Отношения его с Ноэмой в эти дни приобрели новый пыл: девушка еще более страстно лобзала его и сжимала в объятиях, еще более нежно отвечала на поцелуи, а однажды вырвалась и убежала, воскликнув напоследок:

– Я не могу более терпеть эту муку!

Бофранк думал, что она уже не вернется, но наследующий день Ноэма ждала его в привычном месте, только отказалась объяснить свои слова.

Так, в полнейшем смятении, Бофранк дошел до того, что не смог сдать экзамена по праву. На его счастье, профессор Райзель усомнился в его здоровье и велел прийти по выздоровлении и пересдать экзамен еще раз, ибо кому еще досконально знать право на курсе, как не Хаиме Бофранку. Поблагодарив доброго профессора и чувствуя, что здоровье его - особенно умственное - и в самом деле под угрозою, Бофранк брел после занятий домой, когда его остановил на улице Проктор Жеаль. Он был в обыкновенной своей серой шляпе с большими полями, а в руке держал кожаный конверт для бумаг.

– Что ты не весел, друг мой Хаиме? - спросил Жеаль, хлопнув Бофранка по плечу. - Не зайти ли нам в «Рог и лук»?

– Я не хочу ни пить, ни есть, - отвечал Бофранк.

– Напрасно, - улыбаясь, сказал Жеаль. - Уверяю, я могу сообщить тебе такое, что ты тут же захочешь опустошить кувшин-другой с вином.

Говоря так, он значительно взмахнул своим конвертом. Бофранк был заинтригован, и друзья, в самом деле, тут же последовали в харчевню. Усевшись за свободный стол в углу, где никто не мешал бы разговору, они заказали вина и легких закусок, после чего Жеаль сказал:

– Как ты мог заметить, я затратил куда больше времени, чем планировал ранее. Тому были серьезные причины, друг мой Хаиме. В архивах канцелярии я не обнаружил искомого, но хире Мюль - ты видел его, такой неопрятный горбун в парике, что на размер меньше, чем надобно, - придумал испросить налоговое ведомство.
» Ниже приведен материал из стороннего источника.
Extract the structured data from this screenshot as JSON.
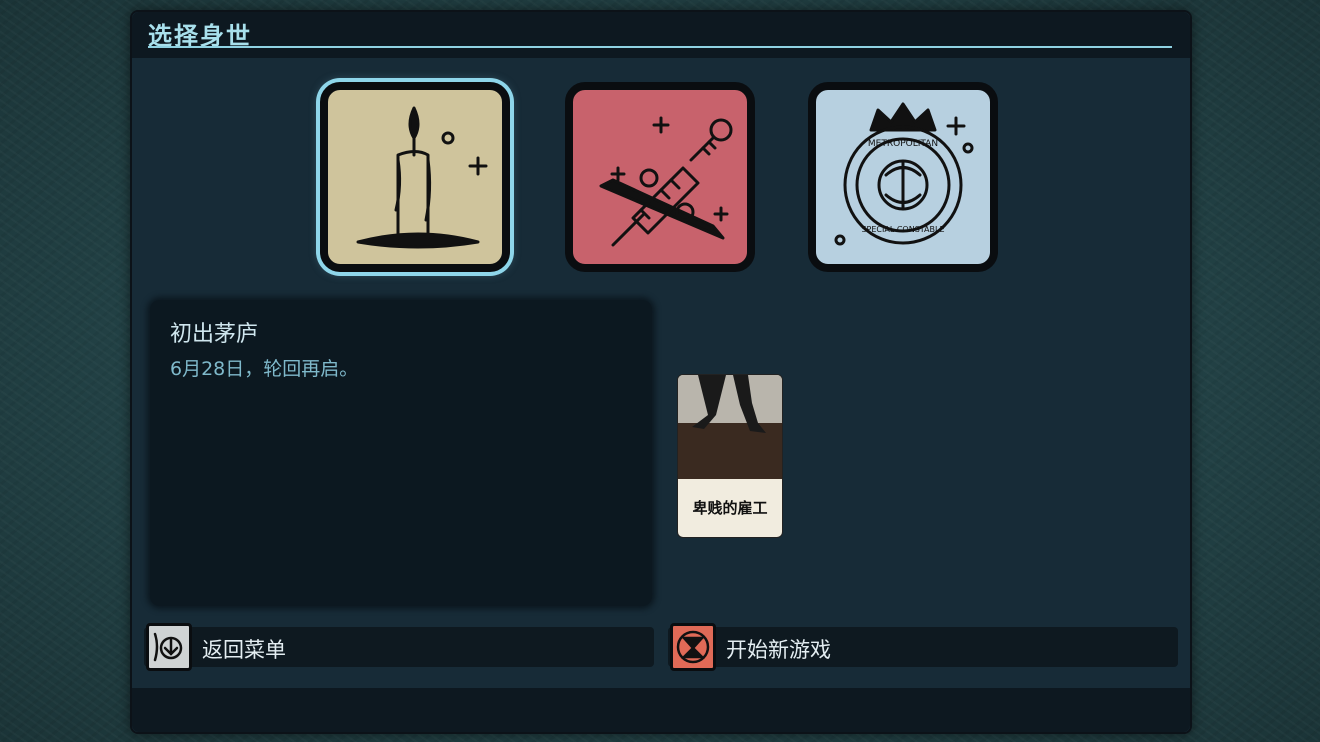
{
  "panel": {
    "title": "选择身世"
  },
  "origins": [
    {
      "id": "candle",
      "icon": "candle-icon",
      "selected": true
    },
    {
      "id": "syringe",
      "icon": "syringe-scalpel-icon",
      "selected": false
    },
    {
      "id": "badge",
      "icon": "metropolitan-badge-icon",
      "badge_text_top": "METROPOLITAN",
      "badge_text_bottom": "SPECIAL CONSTABLE",
      "selected": false
    }
  ],
  "description": {
    "title": "初出茅庐",
    "text": "6月28日，轮回再启。"
  },
  "skill_card": {
    "label": "卑贱的雇工",
    "art": "walking-legs-icon"
  },
  "buttons": {
    "back": {
      "label": "返回菜单",
      "icon": "back-arrow-icon"
    },
    "start": {
      "label": "开始新游戏",
      "icon": "hourglass-icon"
    }
  },
  "colors": {
    "accent": "#8ed6ea",
    "card_candle": "#cfc49c",
    "card_syringe": "#c8626c",
    "card_badge": "#b7d0e0",
    "start_icon": "#e06a57"
  }
}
Это обычное дело, они часто требуют друг у друга те или иные документы, так что в этом нет ничего подозрительного. Я написал официальный запрос - якобы для наших нужд, а хире Мюль подписал его. Оставалось лишь дождаться ответа, и, когда курьер принес его, я тут же вскрыл конверт, ибо и сам успел чрезвычайно заинтересоваться твоим курьезным романом.

Как раз принесли вино и закуски, и Жеаль замолчал, пока их расставляли. Когда же они вновь остались одни, Бофранк спросил:

– И что же? Умоляю, не тяни и говори сразу, пусть я услышу самое страшное.
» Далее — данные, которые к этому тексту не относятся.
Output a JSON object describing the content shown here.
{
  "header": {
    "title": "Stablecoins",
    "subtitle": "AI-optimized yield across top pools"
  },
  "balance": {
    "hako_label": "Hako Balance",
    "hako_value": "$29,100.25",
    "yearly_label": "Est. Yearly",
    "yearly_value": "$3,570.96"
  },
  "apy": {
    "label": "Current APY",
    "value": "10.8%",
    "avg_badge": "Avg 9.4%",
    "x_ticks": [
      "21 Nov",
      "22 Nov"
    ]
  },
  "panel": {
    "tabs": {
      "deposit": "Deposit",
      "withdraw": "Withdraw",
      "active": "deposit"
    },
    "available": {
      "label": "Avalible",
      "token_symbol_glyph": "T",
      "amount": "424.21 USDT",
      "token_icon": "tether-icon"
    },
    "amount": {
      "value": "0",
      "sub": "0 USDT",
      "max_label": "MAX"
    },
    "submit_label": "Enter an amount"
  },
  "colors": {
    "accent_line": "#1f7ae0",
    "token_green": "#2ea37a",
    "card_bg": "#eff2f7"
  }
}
– Вначале выпей вина, - велел Жеаль. Бофранк послушно отхлебнул глоток, но Жеаль настоял, чтобы он выпил подряд три стакана.

– Я не хочу, чтобы ты вскочил, словно увидел черта, и бросился отсюда вон, - пояснил Жеаль. - Так вот, случай, я бы сказал, еще более необычный, чем я полагал. Вначале я склонялся к тому, что либо Ноэма - все же супруга печатника, либо его дочь, с которой он живет как с супругой. Подобное прелюбодеяние встречается нередко, хотя и всеми осуждаемо… Но нет! Смотри, что написали нам из налогового ведомства!

С этими словами Жеаль открыл небольшую металлическую защелку на конверте и положил на стол украшенный печатью лист бумаги.

«Для хире Мюля, старшего тутора Третьей Канцелярии Секуративной Его Величества Палаты.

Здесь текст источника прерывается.